If the effect size is larger, the power of the test will be higher.

A researcher usually has some idea what effect size if scientifically meaningful. Finding convincing evidence for a small effect size that is not meaningful in the scientific community, even if it confirms the research hypothesis, is generally not satisfactory.

For example, if a marathon runner announces that they have improved their time to run a marathon, it initially sounds like an achievement worth celebrating. But if the runner then clarifies that the improvement is #0.23# seconds, suddenly the achievement is not that impressive. But an improvement of #5# minutes would be.

Hence we want high power to detect a meaningful effect size, but lower power to detect trivial effect sizes.

A typical question a researcher will ask is:

”What is the minimum sample size I will need to achieve a power of #80\%# to detect an effect size of #2# if my significance level is #0.05#?”

Depending on the type of hypothesis test, the researcher can count on a good statistician to give a correct answer to the researcher’s question.

#\text{}#

There are many different kinds of research hypotheses, some of which concern the true value of a population parameter associated with some variable. In such cases, we call it a parametric hypothesis test.

Hypotheses of a Parametric Test

A parametric hypothesis test usually has the following form for the null and research hypotheses about a population parameter #\theta#:

#H_0: \theta \in \ominus_0# (the parameter #\theta# is in the set #\ominus_0#)

#H_1: \theta \notin \ominus_0# (the parameter #\theta# is not in the set #\ominus_0#)

The set #\ominus_0# could consist of only one real number, or it could be an interval of real numbers.

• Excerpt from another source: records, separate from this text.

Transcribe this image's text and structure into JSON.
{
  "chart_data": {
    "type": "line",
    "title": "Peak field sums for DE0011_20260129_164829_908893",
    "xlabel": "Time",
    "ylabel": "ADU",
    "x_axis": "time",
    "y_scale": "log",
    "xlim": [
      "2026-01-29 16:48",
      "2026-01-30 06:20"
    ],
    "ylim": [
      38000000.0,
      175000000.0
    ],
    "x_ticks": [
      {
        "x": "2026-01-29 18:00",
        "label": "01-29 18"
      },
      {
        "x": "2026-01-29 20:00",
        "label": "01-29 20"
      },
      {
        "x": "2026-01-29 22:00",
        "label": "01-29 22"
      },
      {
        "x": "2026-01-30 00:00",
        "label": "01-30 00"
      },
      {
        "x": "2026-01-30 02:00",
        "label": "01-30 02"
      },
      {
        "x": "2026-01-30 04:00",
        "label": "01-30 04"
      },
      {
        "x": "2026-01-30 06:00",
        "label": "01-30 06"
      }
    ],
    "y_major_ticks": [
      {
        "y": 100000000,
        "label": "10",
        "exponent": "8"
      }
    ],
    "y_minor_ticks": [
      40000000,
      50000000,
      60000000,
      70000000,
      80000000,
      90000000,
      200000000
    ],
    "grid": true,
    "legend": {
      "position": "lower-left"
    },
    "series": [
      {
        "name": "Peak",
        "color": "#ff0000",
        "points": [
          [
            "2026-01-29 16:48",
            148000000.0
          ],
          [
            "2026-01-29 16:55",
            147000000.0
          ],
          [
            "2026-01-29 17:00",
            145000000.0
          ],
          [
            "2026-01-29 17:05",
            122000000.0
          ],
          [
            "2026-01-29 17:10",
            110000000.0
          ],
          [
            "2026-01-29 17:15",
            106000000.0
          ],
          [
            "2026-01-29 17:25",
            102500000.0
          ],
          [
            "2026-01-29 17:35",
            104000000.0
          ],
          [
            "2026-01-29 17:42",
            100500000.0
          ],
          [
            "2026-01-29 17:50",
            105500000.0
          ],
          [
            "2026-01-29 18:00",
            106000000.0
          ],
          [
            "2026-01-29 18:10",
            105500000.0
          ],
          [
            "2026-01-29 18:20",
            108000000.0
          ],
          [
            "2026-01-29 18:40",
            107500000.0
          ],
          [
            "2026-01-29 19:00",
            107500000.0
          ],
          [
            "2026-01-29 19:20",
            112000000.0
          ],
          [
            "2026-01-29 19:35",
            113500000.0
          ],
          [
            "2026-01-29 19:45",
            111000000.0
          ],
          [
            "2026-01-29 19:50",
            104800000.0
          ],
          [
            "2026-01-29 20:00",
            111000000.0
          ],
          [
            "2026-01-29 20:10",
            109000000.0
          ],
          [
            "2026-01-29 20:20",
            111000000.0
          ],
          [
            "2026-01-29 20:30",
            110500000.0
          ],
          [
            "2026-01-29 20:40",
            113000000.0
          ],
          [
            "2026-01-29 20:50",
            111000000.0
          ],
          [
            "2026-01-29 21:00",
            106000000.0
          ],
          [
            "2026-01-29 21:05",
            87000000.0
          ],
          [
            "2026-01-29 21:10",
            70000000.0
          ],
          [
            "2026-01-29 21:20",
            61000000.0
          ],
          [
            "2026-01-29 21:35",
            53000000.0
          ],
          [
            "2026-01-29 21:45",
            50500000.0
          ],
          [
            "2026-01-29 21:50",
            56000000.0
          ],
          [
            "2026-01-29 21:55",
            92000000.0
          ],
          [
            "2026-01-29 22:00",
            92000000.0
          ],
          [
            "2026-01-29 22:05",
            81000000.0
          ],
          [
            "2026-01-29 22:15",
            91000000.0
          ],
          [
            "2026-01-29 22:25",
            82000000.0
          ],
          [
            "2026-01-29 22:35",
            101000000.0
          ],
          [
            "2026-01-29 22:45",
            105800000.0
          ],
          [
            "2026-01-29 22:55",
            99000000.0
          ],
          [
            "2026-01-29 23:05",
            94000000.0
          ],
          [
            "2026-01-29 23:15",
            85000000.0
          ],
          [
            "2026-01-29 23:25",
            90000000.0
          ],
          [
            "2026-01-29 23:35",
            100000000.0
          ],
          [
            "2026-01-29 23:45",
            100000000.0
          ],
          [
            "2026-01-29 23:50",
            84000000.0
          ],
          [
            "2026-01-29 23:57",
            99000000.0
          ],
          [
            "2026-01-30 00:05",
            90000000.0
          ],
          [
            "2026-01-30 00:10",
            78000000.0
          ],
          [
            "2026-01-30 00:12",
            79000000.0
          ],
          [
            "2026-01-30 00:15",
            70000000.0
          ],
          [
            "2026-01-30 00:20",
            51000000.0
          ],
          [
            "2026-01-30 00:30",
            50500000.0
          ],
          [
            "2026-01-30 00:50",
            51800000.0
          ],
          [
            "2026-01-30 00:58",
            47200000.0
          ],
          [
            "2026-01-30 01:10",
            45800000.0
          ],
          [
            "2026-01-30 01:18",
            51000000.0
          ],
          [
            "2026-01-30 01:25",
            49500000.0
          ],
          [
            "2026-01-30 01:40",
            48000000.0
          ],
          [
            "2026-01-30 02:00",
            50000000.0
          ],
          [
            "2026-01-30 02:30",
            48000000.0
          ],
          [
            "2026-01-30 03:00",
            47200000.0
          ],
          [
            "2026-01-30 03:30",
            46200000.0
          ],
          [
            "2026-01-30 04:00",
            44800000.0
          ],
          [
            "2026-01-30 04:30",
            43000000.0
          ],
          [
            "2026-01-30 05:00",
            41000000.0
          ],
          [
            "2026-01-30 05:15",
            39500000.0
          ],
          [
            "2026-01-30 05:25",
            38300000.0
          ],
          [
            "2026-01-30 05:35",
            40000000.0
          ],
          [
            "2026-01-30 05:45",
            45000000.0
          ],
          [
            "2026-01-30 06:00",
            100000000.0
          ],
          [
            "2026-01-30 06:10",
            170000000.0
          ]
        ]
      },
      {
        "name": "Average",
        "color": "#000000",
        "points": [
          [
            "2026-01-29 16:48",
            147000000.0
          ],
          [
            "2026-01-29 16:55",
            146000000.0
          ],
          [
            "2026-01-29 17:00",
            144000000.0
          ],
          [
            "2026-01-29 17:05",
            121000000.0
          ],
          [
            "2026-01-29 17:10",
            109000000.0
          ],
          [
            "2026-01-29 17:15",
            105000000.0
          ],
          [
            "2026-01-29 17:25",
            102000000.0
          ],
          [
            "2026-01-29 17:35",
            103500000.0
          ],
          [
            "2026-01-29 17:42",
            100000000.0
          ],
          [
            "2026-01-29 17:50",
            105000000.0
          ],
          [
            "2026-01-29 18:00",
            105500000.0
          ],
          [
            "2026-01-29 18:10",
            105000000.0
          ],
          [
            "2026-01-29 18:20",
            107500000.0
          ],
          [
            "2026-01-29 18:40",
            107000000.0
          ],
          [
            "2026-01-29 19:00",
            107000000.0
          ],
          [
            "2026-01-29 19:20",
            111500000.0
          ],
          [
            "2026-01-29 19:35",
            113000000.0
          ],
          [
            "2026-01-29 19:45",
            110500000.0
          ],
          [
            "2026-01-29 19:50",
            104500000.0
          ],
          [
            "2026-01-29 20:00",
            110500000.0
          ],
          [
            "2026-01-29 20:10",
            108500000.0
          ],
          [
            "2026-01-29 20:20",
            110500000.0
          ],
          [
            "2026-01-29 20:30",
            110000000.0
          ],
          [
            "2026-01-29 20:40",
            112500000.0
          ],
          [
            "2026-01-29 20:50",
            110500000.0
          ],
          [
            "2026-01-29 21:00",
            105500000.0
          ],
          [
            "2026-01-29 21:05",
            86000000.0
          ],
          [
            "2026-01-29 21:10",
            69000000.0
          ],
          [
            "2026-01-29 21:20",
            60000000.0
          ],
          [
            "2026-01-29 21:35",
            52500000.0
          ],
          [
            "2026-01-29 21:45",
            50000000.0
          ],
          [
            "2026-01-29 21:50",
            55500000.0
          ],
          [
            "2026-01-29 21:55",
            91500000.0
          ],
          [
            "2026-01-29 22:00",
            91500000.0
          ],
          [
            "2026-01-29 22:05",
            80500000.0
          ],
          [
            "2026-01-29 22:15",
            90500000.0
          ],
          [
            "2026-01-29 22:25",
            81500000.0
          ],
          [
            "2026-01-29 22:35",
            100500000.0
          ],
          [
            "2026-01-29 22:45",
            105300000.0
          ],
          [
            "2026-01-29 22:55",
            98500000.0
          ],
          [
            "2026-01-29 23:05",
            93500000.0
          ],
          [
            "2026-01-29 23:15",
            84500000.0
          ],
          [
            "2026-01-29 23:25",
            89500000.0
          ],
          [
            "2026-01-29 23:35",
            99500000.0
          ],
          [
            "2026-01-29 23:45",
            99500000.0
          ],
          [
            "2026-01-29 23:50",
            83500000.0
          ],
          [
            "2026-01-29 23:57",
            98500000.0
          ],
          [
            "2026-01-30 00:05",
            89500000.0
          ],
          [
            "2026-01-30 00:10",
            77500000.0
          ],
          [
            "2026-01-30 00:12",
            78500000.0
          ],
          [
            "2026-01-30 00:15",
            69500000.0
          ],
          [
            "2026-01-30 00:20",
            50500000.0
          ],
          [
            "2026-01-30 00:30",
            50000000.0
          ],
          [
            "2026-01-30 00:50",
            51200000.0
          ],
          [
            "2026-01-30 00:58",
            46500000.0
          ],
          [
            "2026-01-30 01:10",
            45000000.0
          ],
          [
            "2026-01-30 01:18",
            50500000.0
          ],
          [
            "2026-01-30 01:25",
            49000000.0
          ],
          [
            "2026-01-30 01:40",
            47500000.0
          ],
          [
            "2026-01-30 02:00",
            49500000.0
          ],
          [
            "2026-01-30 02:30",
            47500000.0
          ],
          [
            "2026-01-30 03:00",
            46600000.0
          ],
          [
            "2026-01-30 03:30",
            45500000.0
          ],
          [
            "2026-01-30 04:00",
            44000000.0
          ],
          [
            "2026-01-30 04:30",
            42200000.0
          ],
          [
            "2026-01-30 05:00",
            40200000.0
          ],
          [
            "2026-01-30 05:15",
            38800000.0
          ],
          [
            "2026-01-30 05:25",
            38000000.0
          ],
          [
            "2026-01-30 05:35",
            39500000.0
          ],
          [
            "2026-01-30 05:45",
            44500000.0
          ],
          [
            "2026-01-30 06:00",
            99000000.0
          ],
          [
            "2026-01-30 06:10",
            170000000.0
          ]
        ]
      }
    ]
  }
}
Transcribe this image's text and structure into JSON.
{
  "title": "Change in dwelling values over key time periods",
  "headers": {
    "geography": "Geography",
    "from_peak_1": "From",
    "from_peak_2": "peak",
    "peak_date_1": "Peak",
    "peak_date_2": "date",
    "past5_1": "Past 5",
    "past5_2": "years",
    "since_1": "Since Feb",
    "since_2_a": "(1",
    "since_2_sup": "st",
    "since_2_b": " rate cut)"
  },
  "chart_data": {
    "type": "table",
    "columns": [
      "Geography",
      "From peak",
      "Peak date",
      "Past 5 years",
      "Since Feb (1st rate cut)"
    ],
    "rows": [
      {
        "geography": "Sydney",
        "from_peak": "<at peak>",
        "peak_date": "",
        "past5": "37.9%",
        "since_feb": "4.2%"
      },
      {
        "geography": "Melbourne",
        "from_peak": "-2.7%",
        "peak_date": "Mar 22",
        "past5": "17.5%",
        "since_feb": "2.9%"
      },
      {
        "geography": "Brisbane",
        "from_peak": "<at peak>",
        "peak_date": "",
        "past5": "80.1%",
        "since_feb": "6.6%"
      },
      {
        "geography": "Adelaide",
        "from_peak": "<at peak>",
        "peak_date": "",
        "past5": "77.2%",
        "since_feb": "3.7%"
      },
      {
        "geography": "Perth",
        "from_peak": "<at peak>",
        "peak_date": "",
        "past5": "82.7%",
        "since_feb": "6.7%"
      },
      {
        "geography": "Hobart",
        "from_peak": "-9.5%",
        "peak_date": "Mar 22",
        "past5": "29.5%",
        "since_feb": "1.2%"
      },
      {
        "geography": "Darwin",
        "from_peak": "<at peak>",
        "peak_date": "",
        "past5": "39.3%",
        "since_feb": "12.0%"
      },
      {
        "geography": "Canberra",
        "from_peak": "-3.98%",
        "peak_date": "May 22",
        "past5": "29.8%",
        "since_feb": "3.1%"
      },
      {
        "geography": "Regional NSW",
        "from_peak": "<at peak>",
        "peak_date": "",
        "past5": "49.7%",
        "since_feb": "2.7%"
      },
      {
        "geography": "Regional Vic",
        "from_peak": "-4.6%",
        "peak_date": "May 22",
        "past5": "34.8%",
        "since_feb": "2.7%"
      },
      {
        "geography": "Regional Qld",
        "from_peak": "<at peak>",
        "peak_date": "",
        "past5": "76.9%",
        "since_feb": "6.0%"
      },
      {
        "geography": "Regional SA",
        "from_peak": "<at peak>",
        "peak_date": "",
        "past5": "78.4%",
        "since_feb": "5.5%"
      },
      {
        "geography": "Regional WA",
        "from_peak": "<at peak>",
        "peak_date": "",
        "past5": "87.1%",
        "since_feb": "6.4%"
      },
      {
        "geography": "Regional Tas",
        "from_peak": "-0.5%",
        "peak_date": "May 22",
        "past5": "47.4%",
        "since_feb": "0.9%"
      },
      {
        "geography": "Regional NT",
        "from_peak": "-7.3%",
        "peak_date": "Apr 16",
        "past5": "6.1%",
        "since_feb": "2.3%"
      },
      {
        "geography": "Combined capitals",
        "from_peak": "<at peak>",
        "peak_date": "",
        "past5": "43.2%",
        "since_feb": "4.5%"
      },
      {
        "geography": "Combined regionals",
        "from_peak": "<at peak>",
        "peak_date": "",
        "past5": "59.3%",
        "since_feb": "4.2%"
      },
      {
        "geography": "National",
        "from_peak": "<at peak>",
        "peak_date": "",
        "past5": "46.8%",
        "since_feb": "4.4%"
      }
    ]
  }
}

If this hypothesis test is conducted at significance level #\alpha#, then it has a direct connection to a #(1 - \alpha)100\%# one-sided or two-sided confidence interval for #\theta#.

Connection Between Hypothesis Testing and Confidence Intervals

If the confidence interval lies entirely outside of the set #\ominus_0#, then the hypothesis test will conclude in favor of #H_1# at significance level #\alpha#, and vice versa.

However, if the confidence interval includes any part of #\ominus_0# then the hypothesis test will conclude in favor of #H_0# at significance level #\alpha#, and vice versa.

Note that we have to use a one-sided confidence interval if the alternative hypothesis involves the symbols #># or #<#. Only if the null hypothesis involves #\neq# do we use a two-sided confidence interval.

For example, suppose we are interested in the population proportion #p# for some characteristic, and we have the following hypotheses:
\[H_0: p = 0.6 \\
H_1: p \neq 0.6\]

which we plan to test at significance level #\alpha = 0.01#. In this example #\ominus_0 = \{0.6\}#.

If, after collecting the data, we compute a two-sided #99\%# CI for #p# such as #(0.47,0.56)#, then we would conclude in favor of #H_1# in the hypothesis test, since this #99\%# CI only includes values that are smaller than #0.6#.

But if, after collecting data, we compute a #99\%# CI for #p# such as #(0.53,0.62)#, then we would conclude in favor of #H_0# in the hypothesis test, since this #99\%# CI includes #0.6#.

However, we will see in a later section that this correspondence is only exactly true in this setting if the CI is computed in a different way from the way introduced in the previous chapter.

For another example, suppose we are interested in the population mean #\mu# for some variable, and we have the following hypotheses:
\[H_0:\mu \leq 100 \\
H_1: \mu > 100\]

which we test at significance level #\alpha = 0.05#. In this example #\ominus_0 = (-\infty,100]#.

If, after collecting data, we compute a one-sided #95\%# CI for #\mu# such as #(102.3,\infty)#, then we would conclude in favor of #H_1# in the hypothesis test, since this one-sided #95\%# CI only includes values that are larger than #100#.

But if after collecting data we compute a one-sided #95\%# CI for #\mu# such as #(95.4,\infty)#, then we would conclude in favor of #H_0# in the hypothesis test, since this one-sided #95\%# CI includes values that are smaller than #100#.

The following sections will focus on some specific settings in which we conduct parametric hypothesis tests, each of which corresponds to the settings for confidence intervals that were covered in the previous chapter.